Additionally, they must be repeated for each key pair the attacker wishes to crack. In the door lock metaphor, this is like trying to pick a lock. It takes some time and a degree of expertise to pick a lock, and each new lock an attacker targets would have to be picked. The result is that, again, the impact is mitigated to a large degree.
Why Backdoors Are a Problem
The problem with creating a backdoor is that it destroys those pillars of encryption fundamentals that make it strong. Either master keys would be needed that can decrypt data encrypted with a vast number of public keys (like a master key for door locks that unlocks many doors), or all private keys need to be stored in a large repository that law enforcement could access when needed (much like a secure cabinet of keys for all the doors in a building).

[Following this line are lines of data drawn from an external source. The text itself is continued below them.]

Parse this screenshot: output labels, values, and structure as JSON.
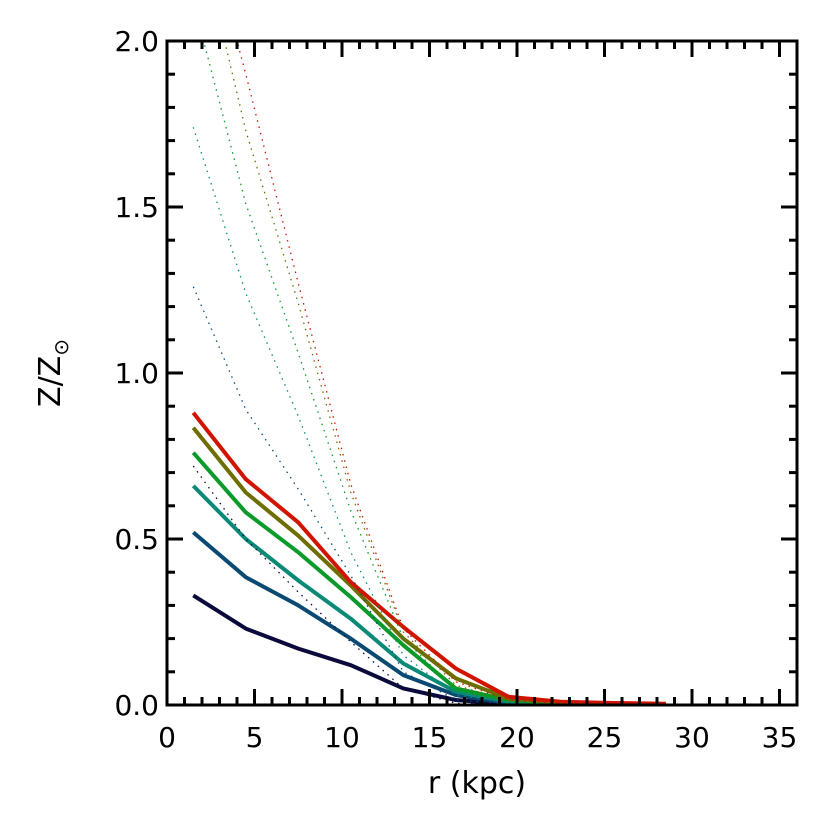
{
  "chart_data": {
    "type": "line",
    "title": "",
    "xlabel": "r (kpc)",
    "ylabel_main": "Z/Z",
    "ylabel_sub": "⊙",
    "xlim": [
      0,
      36
    ],
    "ylim": [
      0,
      2.0
    ],
    "x_ticks": [
      0,
      5,
      10,
      15,
      20,
      25,
      30,
      35
    ],
    "x_tick_labels": [
      "0",
      "5",
      "10",
      "15",
      "20",
      "25",
      "30",
      "35"
    ],
    "y_ticks": [
      0,
      0.5,
      1.0,
      1.5,
      2.0
    ],
    "y_tick_labels": [
      "0.0",
      "0.5",
      "1.0",
      "1.5",
      "2.0"
    ],
    "x_minor_step": 1,
    "y_minor_step": 0.1,
    "grid": false,
    "x": [
      1.5,
      4.5,
      7.5,
      10.5,
      13.5,
      16.5,
      19.5,
      22.5,
      25.5,
      28.5
    ],
    "series": [
      {
        "style": "solid",
        "color": "#0a0a3c",
        "values": [
          0.33,
          0.23,
          0.17,
          0.12,
          0.05,
          0.015,
          0.003,
          0.002,
          0.001,
          0.001
        ]
      },
      {
        "style": "solid",
        "color": "#0a4a72",
        "values": [
          0.52,
          0.385,
          0.3,
          0.2,
          0.09,
          0.03,
          0.006,
          0.003,
          0.002,
          0.001
        ]
      },
      {
        "style": "solid",
        "color": "#0a8a76",
        "values": [
          0.66,
          0.5,
          0.375,
          0.26,
          0.125,
          0.04,
          0.01,
          0.004,
          0.002,
          0.001
        ]
      },
      {
        "style": "solid",
        "color": "#0a9a2a",
        "values": [
          0.76,
          0.58,
          0.46,
          0.325,
          0.18,
          0.05,
          0.015,
          0.005,
          0.003,
          0.002
        ]
      },
      {
        "style": "solid",
        "color": "#6e6e00",
        "values": [
          0.835,
          0.64,
          0.51,
          0.36,
          0.2,
          0.08,
          0.02,
          0.007,
          0.004,
          0.003
        ]
      },
      {
        "style": "solid",
        "color": "#d01400",
        "values": [
          0.88,
          0.68,
          0.55,
          0.37,
          0.235,
          0.11,
          0.025,
          0.01,
          0.006,
          0.004
        ]
      },
      {
        "style": "dotted",
        "color": "#0a0a3c",
        "values": [
          0.72,
          0.5,
          0.34,
          0.19,
          0.05,
          0.005,
          0.001,
          0.001,
          0.001,
          0.001
        ]
      },
      {
        "style": "dotted",
        "color": "#0a4a72",
        "values": [
          1.26,
          0.89,
          0.65,
          0.39,
          0.1,
          0.015,
          0.004,
          0.002,
          0.001,
          0.001
        ]
      },
      {
        "style": "dotted",
        "color": "#0a8a76",
        "values": [
          1.74,
          1.24,
          0.87,
          0.46,
          0.15,
          0.03,
          0.008,
          0.003,
          0.002,
          0.001
        ]
      },
      {
        "style": "dotted",
        "color": "#0a9a2a",
        "values": [
          2.12,
          1.51,
          1.06,
          0.585,
          0.2,
          0.045,
          0.01,
          0.004,
          0.002,
          0.001
        ]
      },
      {
        "style": "dotted",
        "color": "#6e6e00",
        "values": [
          2.4,
          1.73,
          1.21,
          0.64,
          0.22,
          0.06,
          0.012,
          0.005,
          0.003,
          0.002
        ]
      },
      {
        "style": "dotted",
        "color": "#d01400",
        "values": [
          2.5,
          1.9,
          1.27,
          0.665,
          0.23,
          0.07,
          0.015,
          0.005,
          0.003,
          0.002
        ]
      }
    ]
  }
}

This changes the attack vector for cybercriminals. Rather than attacking weaknesses in the algorithm, they could attack the backdoor itself. For instance, if they can discover the master key, they now can open a massive number of doors. The negative impact to the public would be tremendous. In the case of a repository, a breach of one repository would have a similar wide-scale impact.
The ease of exploit in turn changes as well. Since the attackers are now able to steal a master key or repository of keys, they no longer need to individually exploit (pick) each lock. Instead, breaching the lock is as simple as walking up, inserting and turning the key. This means that a compromise of the encryption backdoor would instantly make all doors insecure without any form of mitigation.
Keeping Encryption Secure
Therefore, it is crucial to defend our encryption technology. It’s not about whether we trust law enforcement to protect the backdoor and not abuse it (although there are legitimate concerns there too). Instead, it comes down to the simple fact that just by designing a backdoor this way, the encryption technologies would become inherently less secure. The risk of wide-scale failure of encryption and, therefore, exposure of private and sensitive data would be exponentially increased. There is much to be discussed here from a policy perspective, but from a security and public safety perspective, backdoors are a bad idea.